SECTION 5 — DYNAMICS AND FEEDFORWARD
Does your task require dynamics compensation? Reason through: Is gravity compensation needed? Are speeds high enough that Coriolis terms matter? Do you need inverse dynamics feedforward to achieve your cycle time or force accuracy? What happens to performance if you omit dynamics compensation?
SECTION 6 — FAILURE MODE ANALYSIS
Identify three specific failure modes — physical situations where your controller design could fail to achieve the task or could cause damage or injury. For each: describe the failure precisely, identify which part of your control architecture fails, and propose one engineering mitigation.
SECTION 7 — DESIGN REFLECTION
Write a paragraph answering: What is the single biggest technical risk in your design? What would you test first in a prototype, and why? If you had to cut one feature to meet a budget constraint, what would you cut and what capability would you sacrifice?

Peer Review Protocol

When reviewing a classmate's design: focus on internal consistency first. Does their sensor selection actually measure what their control law needs? Does their motion planning approach make sense given their stated environment (static vs. dynamic)? Is their compliance reasoning correct for the contact forces involved? Identifying gaps in consistency is more valuable feedback than stylistic comments.

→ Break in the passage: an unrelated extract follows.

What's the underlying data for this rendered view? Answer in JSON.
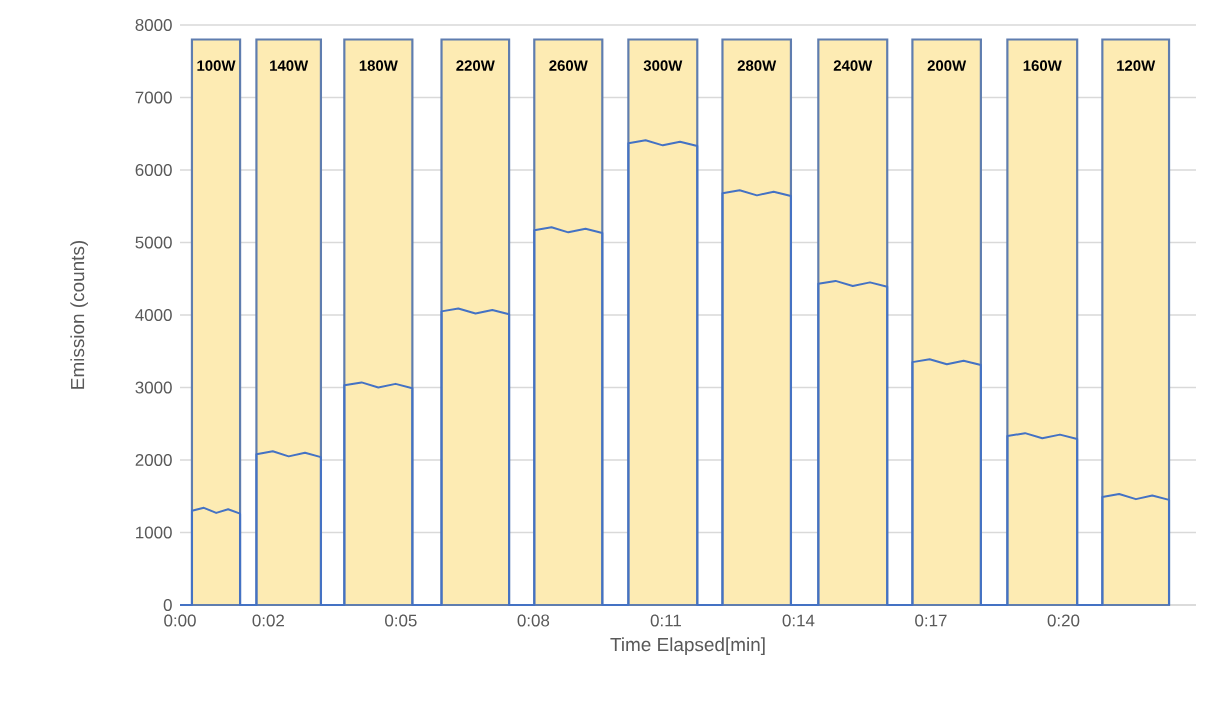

In Scenario 1 (Precision Dispensing), the dispenser tip must contact the board surface with no more than 0.5 N of force. A student proposes using a pure position controller with very fine Z-height measurement. What is the fundamental problem with this approach?

For Scenario 2 (Fruit Harvesting), a student argues that RRT motion planning should be run once offline and the resulting path stored for all future harvests. What is the critical flaw in this argument?